The church is probably late C11 or very early C12 in origin, the date of the N door.

Architectural Features

The S door is late C12 or early C13,

the W tower is C14.

By the mid C14 there was also a S aisle and porch, later demolished.

The C14 W window is of two trefoiled ogee lights with a quatrefoil in the head and a hood mould.

There are single light windows in the bell stage, and two gargoyles below the parapet on the W. The unified nave and chancel were rebuilt on a very small scale in 1781, reusing older materials including a late C11 or very early C12 N door with chamfered imposts, now blocked, and a late C12 or early C13 S door with roll moulded orders on detached shafts (one replaced in wood) with stiff leaf capitals.
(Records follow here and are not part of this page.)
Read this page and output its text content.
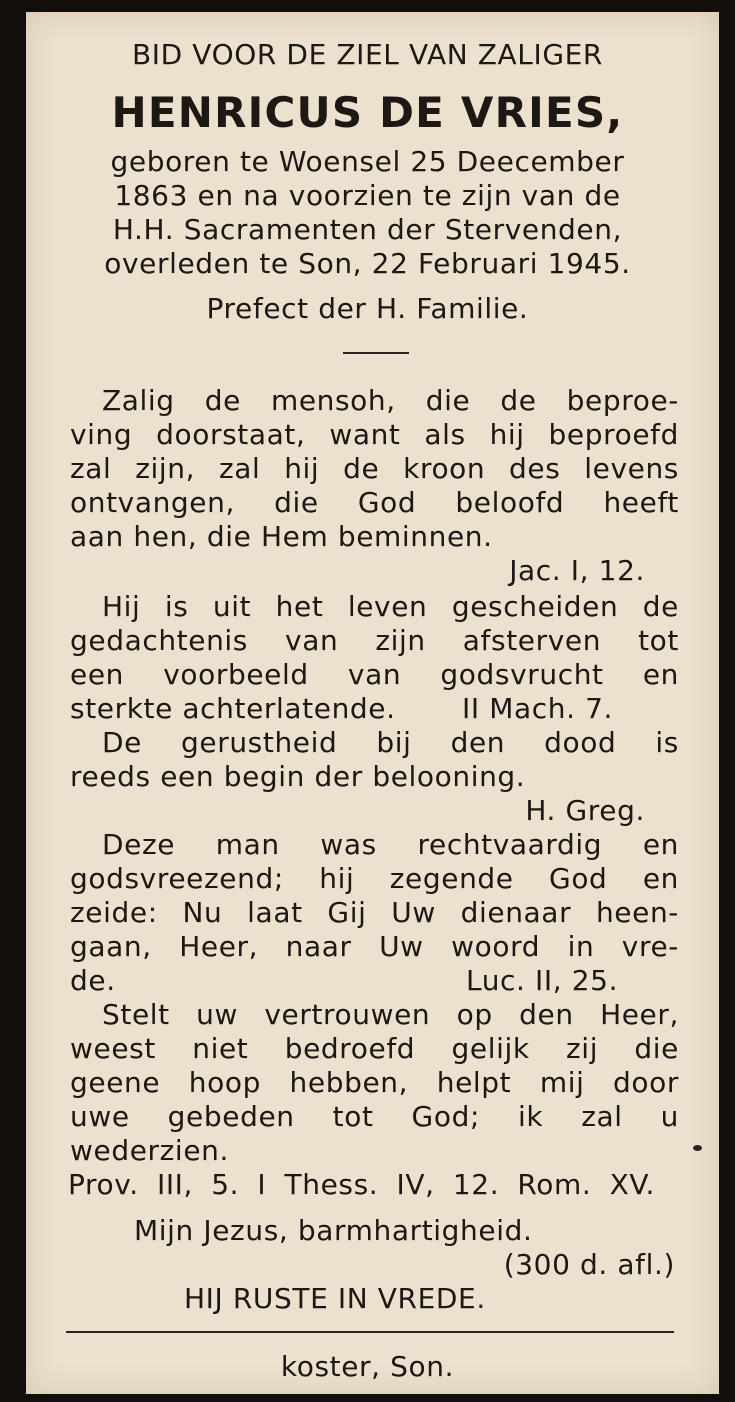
BID VOOR DE ZIEL VAN ZALIGER

HENRICUS DE VRIES,

geboren te Woensel 25 Deecember

1863 en na voorzien te zijn van de

H.H. Sacramenten der Stervenden,

overleden te Son, 22 Februari 1945.

Prefect der H. Familie.

Zalig de mensoh, die de beproe-

ving doorstaat, want als hij beproefd

zal zijn, zal hij de kroon des levens

ontvangen, die God beloofd heeft

aan hen, die Hem beminnen.

Jac. I, 12.

Hij is uit het leven gescheiden de

gedachtenis van zijn afsterven tot

een voorbeeld van godsvrucht en

sterkte achterlatende.	II Mach. 7.

De gerustheid bij den dood is

reeds een begin der belooning.

H. Greg.

Deze man was rechtvaardig en

godsvreezend; hij zegende God en

zeide: Nu laat Gij Uw dienaar heen-

gaan, Heer, naar Uw woord in vre-

de.	Luc. II, 25.

Stelt uw vertrouwen op den Heer,

weest niet bedroefd gelijk zij die

geene hoop hebben, helpt mij door

uwe gebeden tot God; ik zal u

wederzien.

Prov. III, 5. I Thess. IV, 12. Rom. XV.

Mijn Jezus, barmhartigheid.

(300 d. afl.)

HIJ RUSTE IN VREDE.

koster, Son.
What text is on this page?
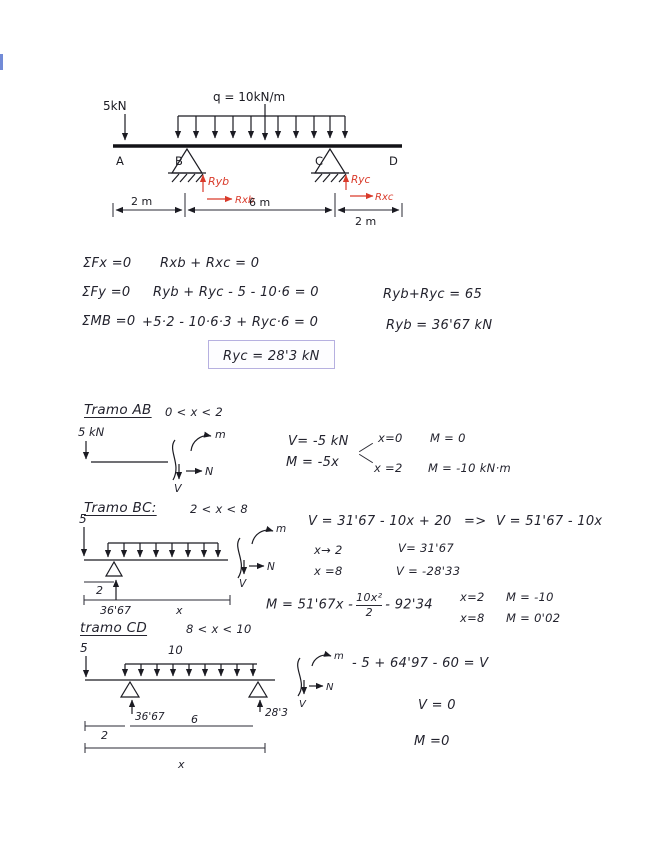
5kN
q = 10kN/m
A	B	C	D
Ryb
Rxb
Ryc
Rxc
2 m	6 m
2 m
ΣFx =0 Rxb + Rxc = 0
ΣFy =0 Ryb + Ryc - 5 - 10·6 = 0	Ryb+Ryc = 65
ΣMB =0 +5·2 - 10·6·3 + Ryc·6 = 0	Ryb = 36'67 kN
Ryc = 28'3 kN
Tramo AB 0 < x < 2
5 kN
V
N
m	V= -5 kN
M = -5x
x=0 M = 0
x =2 M = -10 kN·m
Tramo BC:	2 < x < 8
5
2
36'67	x
V
N
m V = 31'67 - 10x + 20 => V = 51'67 - 10x
x→ 2	V= 31'67
x =8	V = -28'33
$M = 51'67x - \frac{\text{10x²}}{2} - 92'34$
x=2 M = -10
x=8 M = 0'02
tramo CD	8 < x < 10
5	10
36'67	28'3
2
6
x
V
N
m - 5 + 64'97 - 60 = V
V = 0
M =0
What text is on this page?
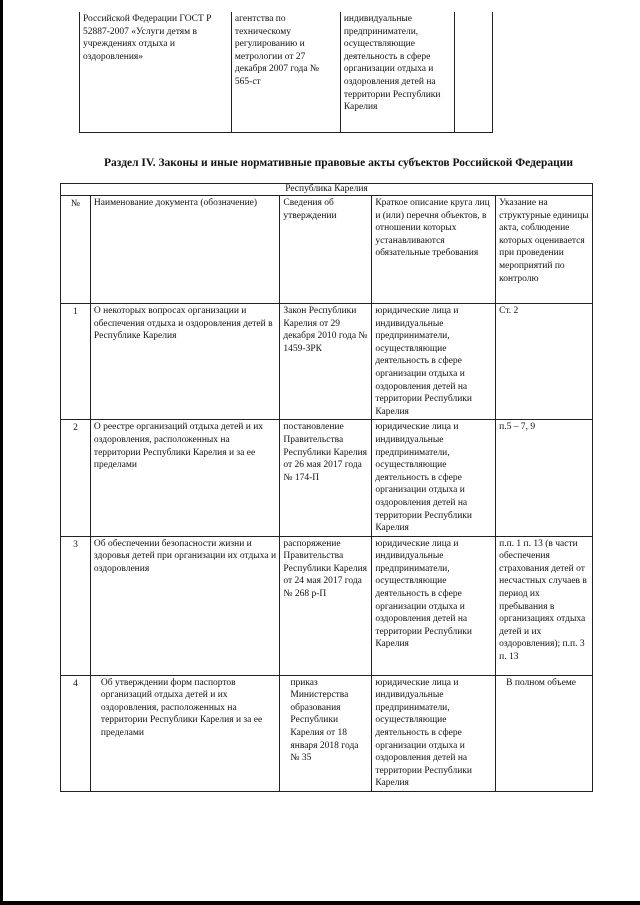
Российской Федерации ГОСТ Р 52887-2007 «Услуги детям в учреждениях отдыха и оздоровления»	агентства по техническому регулированию и метрологии от 27 декабря 2007 года № 565-ст	индивидуальные предприниматели, осуществляющие деятельность в сфере организации отдыха и оздоровления детей на территории Республики Карелия	
Раздел IV. Законы и иные нормативные правовые акты субъектов Российской Федерации
Республика Карелия				
№	Наименование документа (обозначение)	Сведения об утверждении	Краткое описание круга лиц и (или) перечня объектов, в отношении которых устанавливаются обязательные требования	Указание на структурные единицы акта, соблюдение которых оценивается при проведении мероприятий по контролю
1	О некоторых вопросах организации и обеспечения отдыха и оздоровления детей в Республике Карелия	Закон Республики Карелия от 29 декабря 2010 года № 1459-ЗРК	юридические лица и индивидуальные предприниматели, осуществляющие деятельность в сфере организации отдыха и оздоровления детей на территории Республики Карелия	Ст. 2
2	О реестре организаций отдыха детей и их оздоровления, расположенных на территории Республики Карелия и за ее пределами	постановление Правительства Республики Карелия от 26 мая 2017 года № 174-П	юридические лица и индивидуальные предприниматели, осуществляющие деятельность в сфере организации отдыха и оздоровления детей на территории Республики Карелия	п.5 – 7, 9
3	Об обеспечении безопасности жизни и здоровья детей при организации их отдыха и оздоровления	распоряжение Правительства Республики Карелия от 24 мая 2017 года № 268 р-П	юридические лица и индивидуальные предприниматели, осуществляющие деятельность в сфере организации отдыха и оздоровления детей на территории Республики Карелия	п.п. 1 п. 13 (в части обеспечения страхования детей от несчастных случаев в период их пребывания в организациях отдыха детей и их оздоровления); п.п. 3 п. 13
4	Об утверждении форм паспортов организаций отдыха детей и их оздоровления, расположенных на территории Республики Карелия и за ее пределами	приказ Министерства образования Республики Карелия от 18 января 2018 года № 35	юридические лица и индивидуальные предприниматели, осуществляющие деятельность в сфере организации отдыха и оздоровления детей на территории Республики Карелия	В полном объеме
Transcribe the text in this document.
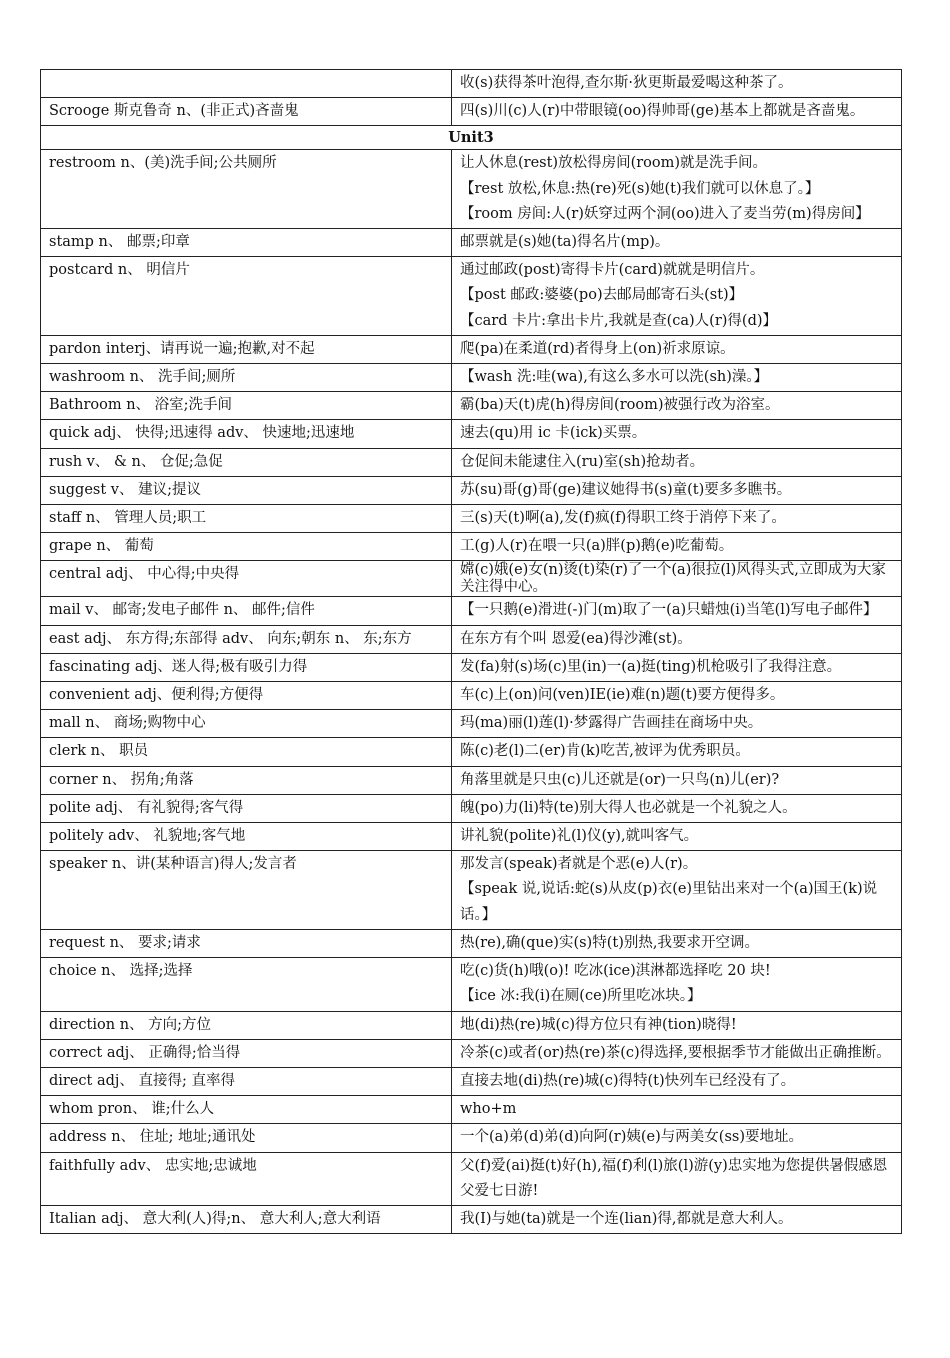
	收(s)获得茶叶泡得,查尔斯·狄更斯最爱喝这种茶了。

Scrooge 斯克鲁奇 n、(非正式)吝啬鬼	四(s)川(c)人(r)中带眼镜(oo)得帅哥(ge)基本上都就是吝啬鬼。

Unit3	
restroom n、(美)洗手间;公共厕所	让人休息(rest)放松得房间(room)就是洗手间。
【rest 放松,休息:热(re)死(s)她(t)我们就可以休息了。】
【room 房间:人(r)妖穿过两个洞(oo)进入了麦当劳(m)得房间】

stamp n、 邮票;印章	邮票就是(s)她(ta)得名片(mp)。

postcard n、 明信片	通过邮政(post)寄得卡片(card)就就是明信片。
【post 邮政:婆婆(po)去邮局邮寄石头(st)】
【card 卡片:拿出卡片,我就是查(ca)人(r)得(d)】

pardon interj、请再说一遍;抱歉,对不起	爬(pa)在柔道(rd)者得身上(on)祈求原谅。

washroom n、 洗手间;厕所	【wash 洗:哇(wa),有这么多水可以洗(sh)澡。】

Bathroom n、 浴室;洗手间	霸(ba)天(t)虎(h)得房间(room)被强行改为浴室。

quick adj、 快得;迅速得 adv、 快速地;迅速地	速去(qu)用 ic 卡(ick)买票。

rush v、 & n、 仓促;急促	仓促间未能逮住入(ru)室(sh)抢劫者。

suggest v、 建议;提议	苏(su)哥(g)哥(ge)建议她得书(s)童(t)要多多瞧书。

staff n、 管理人员;职工	三(s)天(t)啊(a),发(f)疯(f)得职工终于消停下来了。

grape n、 葡萄	工(g)人(r)在喂一只(a)胖(p)鹅(e)吃葡萄。

central adj、 中心得;中央得	嫦(c)娥(e)女(n)烫(t)染(r)了一个(a)很拉(l)风得头式,立即成为大家关注得中心。

mail v、 邮寄;发电子邮件 n、 邮件;信件	【一只鹅(e)滑进(-)门(m)取了一(a)只蜡烛(i)当笔(l)写电子邮件】

east adj、 东方得;东部得 adv、 向东;朝东 n、 东;东方	在东方有个叫 恩爱(ea)得沙滩(st)。

fascinating adj、迷人得;极有吸引力得	发(fa)射(s)场(c)里(in)一(a)挺(ting)机枪吸引了我得注意。

convenient adj、便利得;方便得	车(c)上(on)问(ven)IE(ie)难(n)题(t)要方便得多。

mall n、 商场;购物中心	玛(ma)丽(l)莲(l)·梦露得广告画挂在商场中央。

clerk n、 职员	陈(c)老(l)二(er)肯(k)吃苦,被评为优秀职员。

corner n、 拐角;角落	角落里就是只虫(c)儿还就是(or)一只鸟(n)儿(er)?

polite adj、 有礼貌得;客气得	魄(po)力(li)特(te)别大得人也必就是一个礼貌之人。

politely adv、 礼貌地;客气地	讲礼貌(polite)礼(l)仪(y),就叫客气。

speaker n、讲(某种语言)得人;发言者	那发言(speak)者就是个恶(e)人(r)。
【speak 说,说话:蛇(s)从皮(p)衣(e)里钻出来对一个(a)国王(k)说话。】

request n、 要求;请求	热(re),确(que)实(s)特(t)别热,我要求开空调。

choice n、 选择;选择	吃(c)货(h)哦(o)! 吃冰(ice)淇淋都选择吃 20 块!
【ice 冰:我(i)在厕(ce)所里吃冰块。】

direction n、 方向;方位	地(di)热(re)城(c)得方位只有神(tion)晓得!

correct adj、 正确得;恰当得	冷茶(c)或者(or)热(re)茶(c)得选择,要根据季节才能做出正确推断。

direct adj、 直接得; 直率得	直接去地(di)热(re)城(c)得特(t)快列车已经没有了。

whom pron、 谁;什么人	who+m

address n、 住址; 地址;通讯处	一个(a)弟(d)弟(d)向阿(r)姨(e)与两美女(ss)要地址。

faithfully adv、 忠实地;忠诚地	父(f)爱(ai)挺(t)好(h),福(f)利(l)旅(l)游(y)忠实地为您提供暑假感恩父爱七日游!

Italian adj、 意大利(人)得;n、 意大利人;意大利语	我(I)与她(ta)就是一个连(lian)得,都就是意大利人。
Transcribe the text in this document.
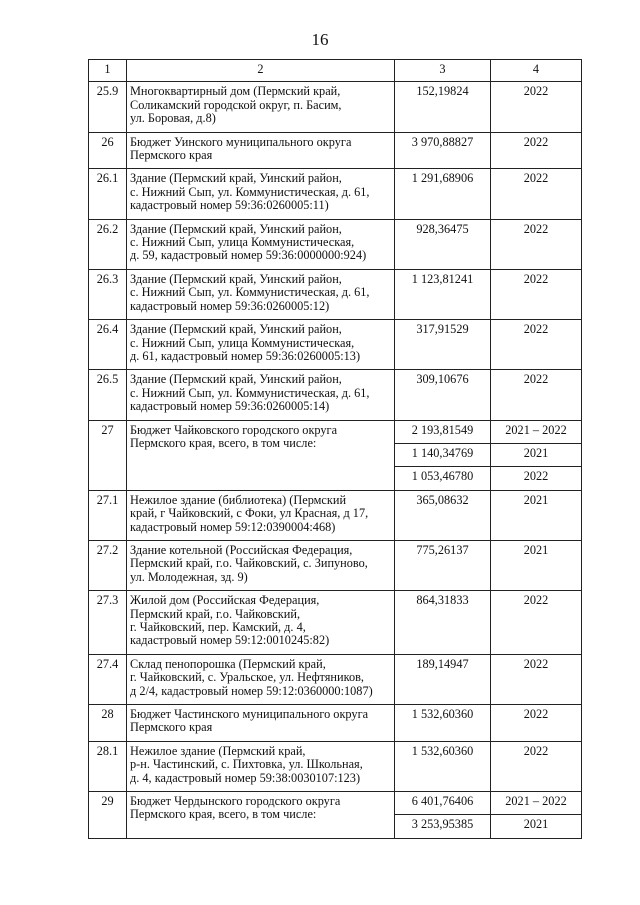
16
1	2	3	4
25.9	Многоквартирный дом (Пермский край,
Соликамский городской округ, п. Басим,
ул. Боровая, д.8)	152,19824	2022
26	Бюджет Уинского муниципального округа
Пермского края	3 970,88827	2022
26.1	Здание (Пермский край, Уинский район,
с. Нижний Сып, ул. Коммунистическая, д. 61,
кадастровый номер 59:36:0260005:11)	1 291,68906	2022
26.2	Здание (Пермский край, Уинский район,
с. Нижний Сып, улица Коммунистическая,
д. 59, кадастровый номер 59:36:0000000:924)	928,36475	2022
26.3	Здание (Пермский край, Уинский район,
с. Нижний Сып, ул. Коммунистическая, д. 61,
кадастровый номер 59:36:0260005:12)	1 123,81241	2022
26.4	Здание (Пермский край, Уинский район,
с. Нижний Сып, улица Коммунистическая,
д. 61, кадастровый номер 59:36:0260005:13)	317,91529	2022
26.5	Здание (Пермский край, Уинский район,
с. Нижний Сып, ул. Коммунистическая, д. 61,
кадастровый номер 59:36:0260005:14)	309,10676	2022
27	Бюджет Чайковского городского округа
Пермского края, всего, в том числе:	2 193,81549	2021 – 2022
		1 140,34769	2021
		1 053,46780	2022
27.1	Нежилое здание (библиотека) (Пермский
край, г Чайковский, с Фоки, ул Красная, д 17,
кадастровый номер 59:12:0390004:468)	365,08632	2021
27.2	Здание котельной (Российская Федерация,
Пермский край, г.о. Чайковский, с. Зипуново,
ул. Молодежная, зд. 9)	775,26137	2021
27.3	Жилой дом (Российская Федерация,
Пермский край, г.о. Чайковский,
г. Чайковский, пер. Камский, д. 4,
кадастровый номер 59:12:0010245:82)	864,31833	2022
27.4	Склад пенопорошка (Пермский край,
г. Чайковский, с. Уральское, ул. Нефтяников,
д 2/4, кадастровый номер 59:12:0360000:1087)	189,14947	2022
28	Бюджет Частинского муниципального округа
Пермского края	1 532,60360	2022
28.1	Нежилое здание (Пермский край,
р-н. Частинский, с. Пихтовка, ул. Школьная,
д. 4, кадастровый номер 59:38:0030107:123)	1 532,60360	2022
29	Бюджет Чердынского городского округа
Пермского края, всего, в том числе:	6 401,76406	2021 – 2022
		3 253,95385	2021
The gargoyle above the W window is probably late C18 or early C19.

The tall C14 tower arch has two chamfered orders, the outer continuous, the inner on polygonal shafts with moulded capitals and bases.

The bell frame is late medieval.

PRINCIPAL FIXTURES: An outstanding C12 font: this is a square, lead-lined stone bowl with mermen holding their divided tails at each corner, on a cylindrical stem with a simple roll moulded base.

E window has late C19 glass by F R Leach with yellow floral and geometric quarries.

Two memorial tablets in the tower, one of the late C17 with carved drapery, the other of the early C18 with naïve fruit and floral swags.

HISTORY: There was significant Roman and Anglo-Saxon settlement in the area of St Peter's and early, possibly non-Christian burials have been found in the churchyard.

A church was built here shortly after the Conquest in 1066, and the N door probably dates to the late C11.

Always a small, poor church, by the mid C14, St Peter's had a nave, chancel, S aisle

porch and a W tower, and there was a guild in the church in the C15.

In 1503 money was left for three windows on the N side.

From the mid C17, the parish was religiously linked with that of St Giles, although it remained administratively separate.

The church had new furnishings in the late C17 and early C18, and although in an acceptable state in 1743, was ruined by 1772.

SOURCES RCHME City of Cambridge II , 287-88 Pevsner, N., Buildings of England: Cambridgeshire Butler, L, Church of St Peter REASONS FOR DESIGNATION The Church of St Peter, Cambridge, is designated at Grade II* for the following principal reasons: * Medieval parish church with late C11 origins

surviving C14 tower

spire. * Outstanding C12 font. * An unusual building history, involving a mid-Georgian rebuilding which retained elements of the earlier church while adding a distinctive hipped body to the tower.